One area of learning for us of late relates to our garden. We have an avocado tree at the back of the house. For those of you unfamiliar with avocado trees, the fruit hangs down from the tree on strands, and eventually falls to the ground. Our tree is at the edge of our yard at the bottom of a couple of sloping terraces (it is actually a neighbors’ tree, but most of the tree hangs over into our yard), and I had been watching for a few weeks as the avocados grew larger and larger. Not knowing this tree, I didn’t walk to check it out very closely. Instead, I thought I would wait to go and collect some until some of the fruit looked ripe. Last week, while Lily and I were playing in the back yard, we walked down the terraces and saw that avocados had been falling off of the tree for several days, if not weeks. There was a pile of avocados, at least 150 of them, that had collected as they fell off of the tree and rolled down the hill. On the first day, Lily and I selected a few of these that looked good, and have gone back each successive day to collect newly fallen avocados. Each day we collect between 6 and 12 avocados!
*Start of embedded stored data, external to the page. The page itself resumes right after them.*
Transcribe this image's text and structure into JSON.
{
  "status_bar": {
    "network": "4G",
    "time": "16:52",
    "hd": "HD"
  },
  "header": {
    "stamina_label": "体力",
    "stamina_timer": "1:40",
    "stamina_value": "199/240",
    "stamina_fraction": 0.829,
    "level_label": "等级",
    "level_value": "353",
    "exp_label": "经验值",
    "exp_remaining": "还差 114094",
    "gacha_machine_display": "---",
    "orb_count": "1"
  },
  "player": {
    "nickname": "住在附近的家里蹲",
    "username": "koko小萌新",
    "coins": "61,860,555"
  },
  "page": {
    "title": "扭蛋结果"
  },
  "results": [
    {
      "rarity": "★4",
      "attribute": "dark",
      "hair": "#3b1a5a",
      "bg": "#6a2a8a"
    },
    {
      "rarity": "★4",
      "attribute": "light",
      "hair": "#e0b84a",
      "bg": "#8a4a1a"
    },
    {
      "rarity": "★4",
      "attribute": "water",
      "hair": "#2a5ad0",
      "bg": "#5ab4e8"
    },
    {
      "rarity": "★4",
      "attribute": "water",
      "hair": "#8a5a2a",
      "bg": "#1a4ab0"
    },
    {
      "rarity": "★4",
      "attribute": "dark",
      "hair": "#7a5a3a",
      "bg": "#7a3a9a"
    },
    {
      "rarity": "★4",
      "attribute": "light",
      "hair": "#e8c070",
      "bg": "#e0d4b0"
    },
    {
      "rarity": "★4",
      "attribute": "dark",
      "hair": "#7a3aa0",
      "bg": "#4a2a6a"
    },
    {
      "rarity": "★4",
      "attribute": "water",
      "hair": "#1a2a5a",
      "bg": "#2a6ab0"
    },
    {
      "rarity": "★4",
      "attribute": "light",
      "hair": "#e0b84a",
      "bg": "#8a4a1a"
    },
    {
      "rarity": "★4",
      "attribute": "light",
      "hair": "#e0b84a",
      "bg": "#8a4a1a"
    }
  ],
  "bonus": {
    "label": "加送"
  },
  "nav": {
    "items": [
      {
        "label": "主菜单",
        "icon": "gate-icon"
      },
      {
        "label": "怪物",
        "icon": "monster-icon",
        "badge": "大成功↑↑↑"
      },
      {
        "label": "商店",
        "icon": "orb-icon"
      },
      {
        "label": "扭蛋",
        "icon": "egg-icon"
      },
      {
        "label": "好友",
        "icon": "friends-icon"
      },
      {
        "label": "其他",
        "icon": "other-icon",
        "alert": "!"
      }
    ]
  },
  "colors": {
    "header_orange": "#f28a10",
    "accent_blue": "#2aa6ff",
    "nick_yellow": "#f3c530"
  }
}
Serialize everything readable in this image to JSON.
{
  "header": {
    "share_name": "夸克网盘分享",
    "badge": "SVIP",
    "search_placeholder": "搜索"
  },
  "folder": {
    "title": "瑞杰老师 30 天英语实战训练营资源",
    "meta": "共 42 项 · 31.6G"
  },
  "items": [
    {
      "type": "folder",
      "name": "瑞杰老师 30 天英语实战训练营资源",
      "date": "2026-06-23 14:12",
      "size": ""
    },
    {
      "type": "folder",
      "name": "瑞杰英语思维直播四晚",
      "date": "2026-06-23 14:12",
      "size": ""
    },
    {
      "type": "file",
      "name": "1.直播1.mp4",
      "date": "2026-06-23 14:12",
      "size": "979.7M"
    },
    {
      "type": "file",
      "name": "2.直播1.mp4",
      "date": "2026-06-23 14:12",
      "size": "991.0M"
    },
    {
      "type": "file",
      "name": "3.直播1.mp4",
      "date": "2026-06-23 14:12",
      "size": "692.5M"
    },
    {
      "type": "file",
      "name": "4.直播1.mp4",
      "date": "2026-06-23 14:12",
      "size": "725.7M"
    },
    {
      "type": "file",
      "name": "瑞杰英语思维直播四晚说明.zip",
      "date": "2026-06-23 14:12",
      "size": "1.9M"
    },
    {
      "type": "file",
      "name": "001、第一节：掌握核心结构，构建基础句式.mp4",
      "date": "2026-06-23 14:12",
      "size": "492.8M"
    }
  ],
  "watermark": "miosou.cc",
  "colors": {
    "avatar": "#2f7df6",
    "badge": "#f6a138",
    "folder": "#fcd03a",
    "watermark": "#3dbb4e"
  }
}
A couple of days worth of avocados

In the US, we have never had to answer the question, “What do you do with a dozen or half-a-dozen avocados every day?” In Malawi, we’re looking for people to give avocados to (not always easy since many other people also have these trees), and we’ve been eating guacamole or plain avocados most days. Sylvia has scoured our cookbooks and looked on-line and found tasty recipes for avocado ice cream and avocado smoothies.

I’m hoping that our skin doesn’t start to turn a slight green-tint!

Having learned the lesson of cleaning my plate from my dad, I have a hard time not collecting all these avocados and I am doing my best to eat them.

I’ve noticed that most Malawians don’t put so much pressure on themselves to eat these and other fruits and vegetables out of their gardens. But as I look at the mangoes continuing to ripen on our mango trees, I’m starting to wonder just how many things I need to learn from my Malawian neighbors!